Monday, January 28, 2008

Reading and Writing in Math Through Journals

Every summer when I'm planning for the new year, I try to incorporate more reading and writing into my math classroom. There's many obvious reasons to do this--the TAKS, our state standardized test, is heavy on word problems that require high level reading comprehension. One of the easiest and most important to implement are journals. These are not just for the English classroom, since they require students to think, explain, and make connections to the material--all essential skills not only for testing but for higher levels of math.

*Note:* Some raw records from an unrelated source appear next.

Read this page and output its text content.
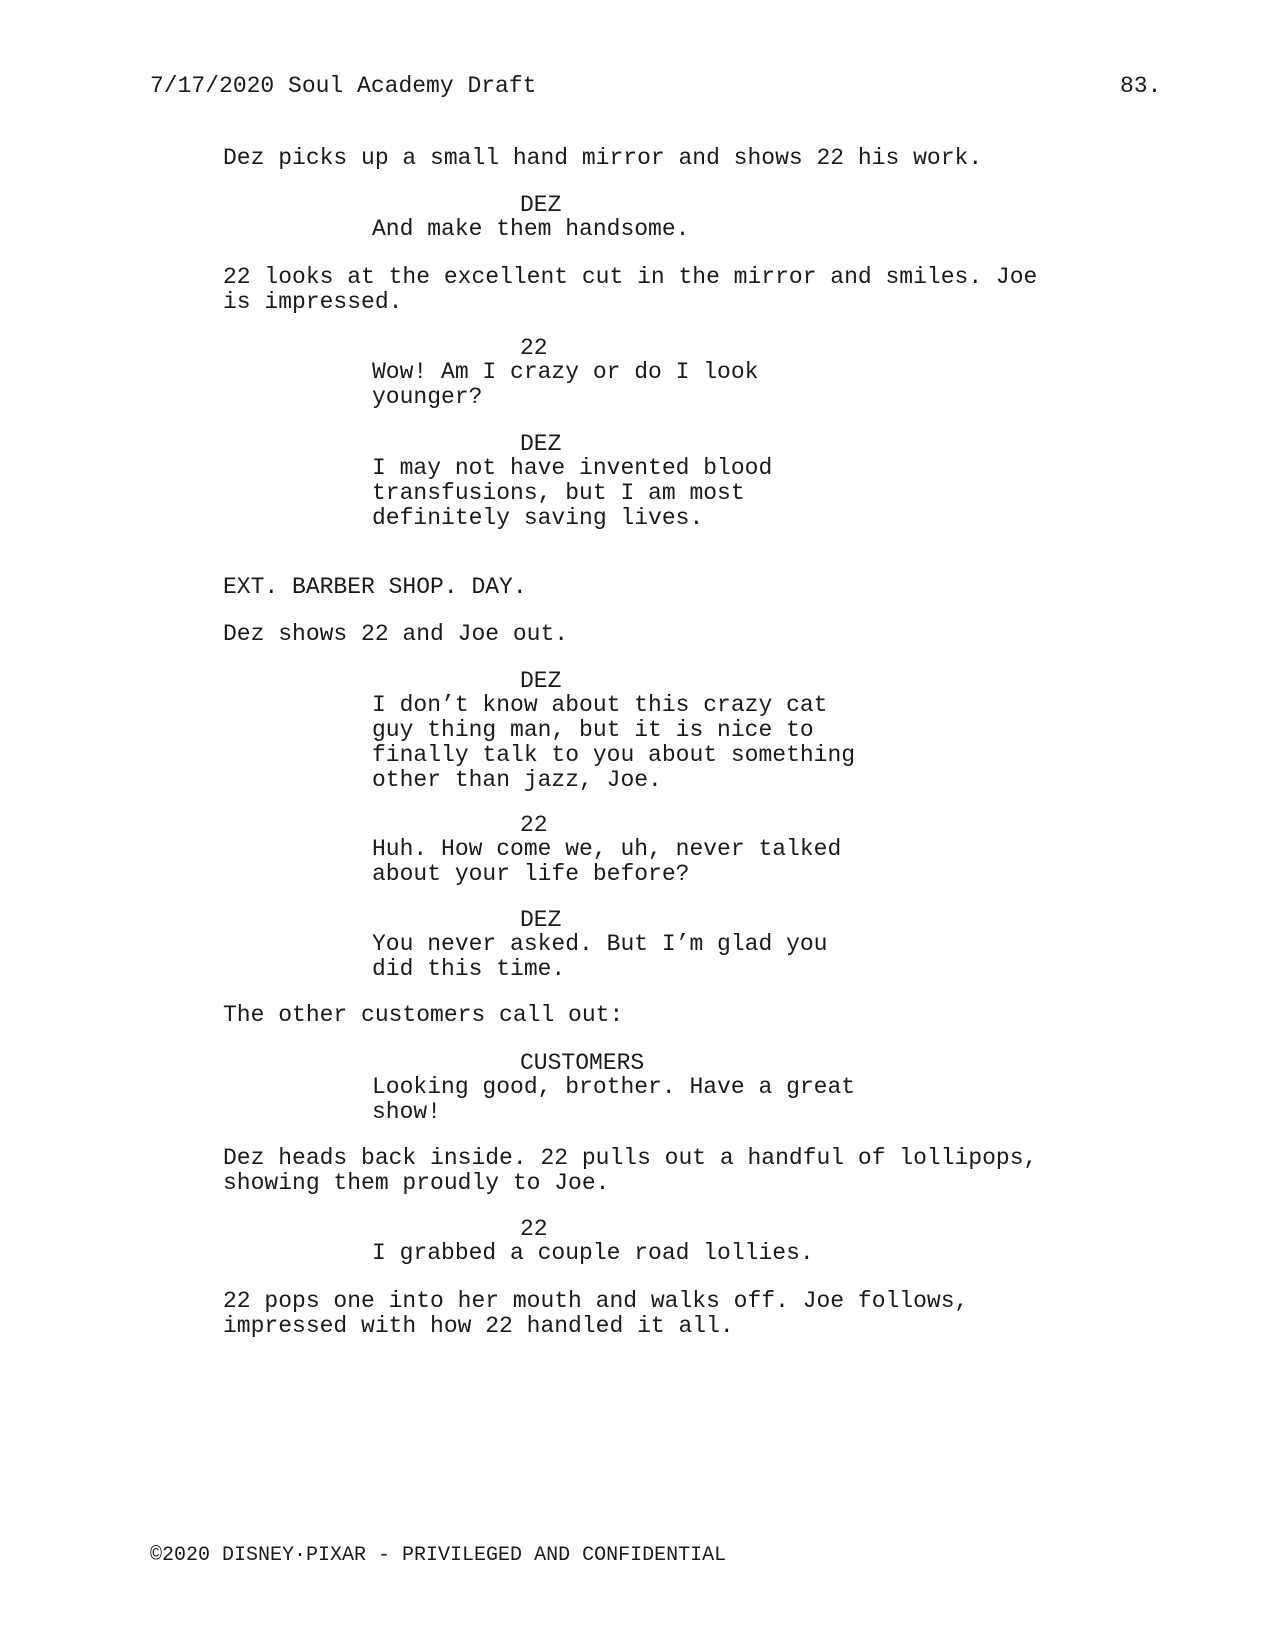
7/17/2020 Soul Academy Draft	83.
Dez picks up a small hand mirror and shows 22 his work.
DEZ
And make them handsome.
22 looks at the excellent cut in the mirror and smiles. Joe
is impressed.
22
Wow! Am I crazy or do I look
younger?
DEZ
I may not have invented blood
transfusions, but I am most
definitely saving lives.
EXT. BARBER SHOP. DAY.
Dez shows 22 and Joe out.
DEZ
I don’t know about this crazy cat
guy thing man, but it is nice to
finally talk to you about something
other than jazz, Joe.
22
Huh. How come we, uh, never talked
about your life before?
DEZ
You never asked. But I’m glad you
did this time.
The other customers call out:
CUSTOMERS
Looking good, brother. Have a great
show!
Dez heads back inside. 22 pulls out a handful of lollipops,
showing them proudly to Joe.
22
I grabbed a couple road lollies.
22 pops one into her mouth and walks off. Joe follows,
impressed with how 22 handled it all.
©2020 DISNEY·PIXAR - PRIVILEGED AND CONFIDENTIAL
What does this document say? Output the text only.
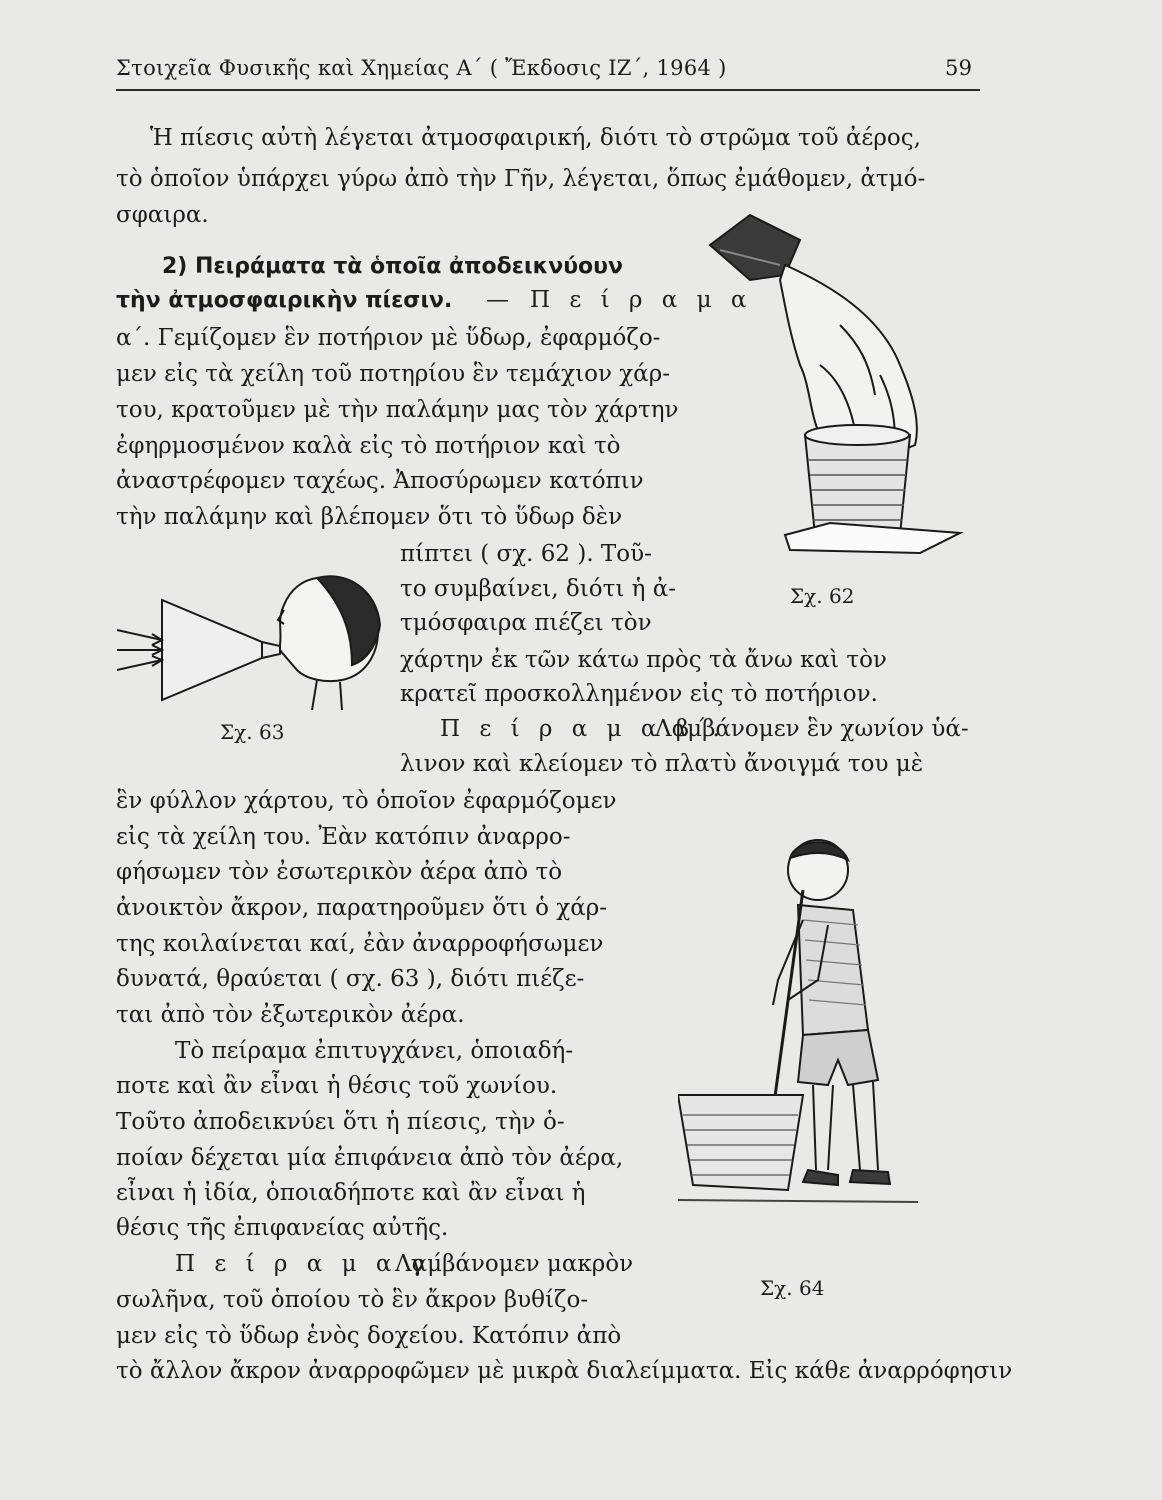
Στοιχεῖα Φυσικῆς καὶ Χημείας Α΄ ( Ἔκδοσις ΙΖ΄, 1964 )	59
Ἡ πίεσις αὐτὴ λέγεται ἀτμοσφαιρική, διότι τὸ στρῶμα τοῦ ἀέρος,
τὸ ὁποῖον ὑπάρχει γύρω ἀπὸ τὴν Γῆν, λέγεται, ὅπως ἐμάθομεν, ἀτμό-
σφαιρα.
2) Πειράματα τὰ ὁποῖα ἀποδεικνύουν
τὴν ἀτμοσφαιρικὴν πίεσιν. — Π ε ί ρ α μ α
α΄. Γεμίζομεν ἓν ποτήριον μὲ ὕδωρ, ἐφαρμόζο-
μεν εἰς τὰ χείλη τοῦ ποτηρίου ἓν τεμάχιον χάρ-
του, κρατοῦμεν μὲ τὴν παλάμην μας τὸν χάρτην
ἐφηρμοσμένον καλὰ εἰς τὸ ποτήριον καὶ τὸ
ἀναστρέφομεν ταχέως. Ἀποσύρωμεν κατόπιν
τὴν παλάμην καὶ βλέπομεν ὅτι τὸ ὕδωρ δὲν
πίπτει ( σχ. 62 ). Τοῦ-
το συμβαίνει, διότι ἡ ἀ-
τμόσφαιρα πιέζει τὸν
χάρτην ἐκ τῶν κάτω πρὸς τὰ ἄνω καὶ τὸν
κρατεῖ προσκολλημένον εἰς τὸ ποτήριον.
Π ε ί ρ α μ α β΄.
Λαμβάνομεν ἓν χωνίον ὑά-
λινον καὶ κλείομεν τὸ πλατὺ ἄνοιγμά του μὲ
ἓν φύλλον χάρτου, τὸ ὁποῖον ἐφαρμόζομεν
εἰς τὰ χείλη του. Ἐὰν κατόπιν ἀναρρο-
φήσωμεν τὸν ἐσωτερικὸν ἀέρα ἀπὸ τὸ
ἀνοικτὸν ἄκρον, παρατηροῦμεν ὅτι ὁ χάρ-
της κοιλαίνεται καί, ἐὰν ἀναρροφήσωμεν
δυνατά, θραύεται ( σχ. 63 ), διότι πιέζε-
ται ἀπὸ τὸν ἐξωτερικὸν ἀέρα.
Τὸ πείραμα ἐπιτυγχάνει, ὁποιαδή-
ποτε καὶ ἂν εἶναι ἡ θέσις τοῦ χωνίου.
Τοῦτο ἀποδεικνύει ὅτι ἡ πίεσις, τὴν ὁ-
ποίαν δέχεται μία ἐπιφάνεια ἀπὸ τὸν ἀέρα,
εἶναι ἡ ἰδία, ὁποιαδήποτε καὶ ἂν εἶναι ἡ
θέσις τῆς ἐπιφανείας αὐτῆς.
Π ε ί ρ α μ α γ΄.
Λαμβάνομεν μακρὸν
σωλῆνα, τοῦ ὁποίου τὸ ἓν ἄκρον βυθίζο-
μεν εἰς τὸ ὕδωρ ἑνὸς δοχείου. Κατόπιν ἀπὸ
τὸ ἄλλον ἄκρον ἀναρροφῶμεν μὲ μικρὰ διαλείμματα. Εἰς κάθε ἀναρρόφησιν
Σχ. 62
Σχ. 63
Σχ. 64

You can use these as "Do Now" activities, exit slips, or short take-home assessments. If you need to provide content-area writing samples for state ELL assessment programs or student portfolios, this is a painless way to collect them. Here are some examples I've used, grouped by purpose:

Explaining how to do problems or defining vocabulary:
  1. Explain the rules we learned this week for solving equations in your own words.
  2. How do you make a table of x and y values into a function? Give at least one way.
  3. Explain the difference between a dependent and independent variable.
  4. Pick one word off the Word Wall and explain what it is (or give an example).
Explaining what they learned or are still confused about:
  1. What questions do you still have about this unit?
  2. What did you learn in Algebra this week? How can you do better next week?
Reflecting on their work ethic and behavior:
  1. Name at least one thing you need to do better in Algebra I this six weeks. Explain why.
  2. What happens if you fail Algebra this year? How many credits do you need to pass to 10th grade?
  3. What would it take to get you motivated to do your work and pass the TAKS? If you are already motivated, how do you stay that way?
  4. How did I do this week in math class? What did I do well? What do I need to improve upon?
Making connections and using higher order thinking:
  1. What's the good part about using graphing calculators for our work? What's the down side?
  2. List all the ways you use math while you're NOT at school.
  3. What do you think is the hardest thing to do in math? Why?
Adjust the length depending on your needs and time limitations. Many of these questions can be well answered in a paragraph or two, some require a bit more exploration. Use your discretion.

Be sure to discuss the topics as a whole group, especially to accommodate those who may be better at expressing themselves out loud. Then, you can encourage and guide those students at how to put their good ideas into writing. It might seem daunting, but every second you spend working on literacy is just as valuable as any content you teach.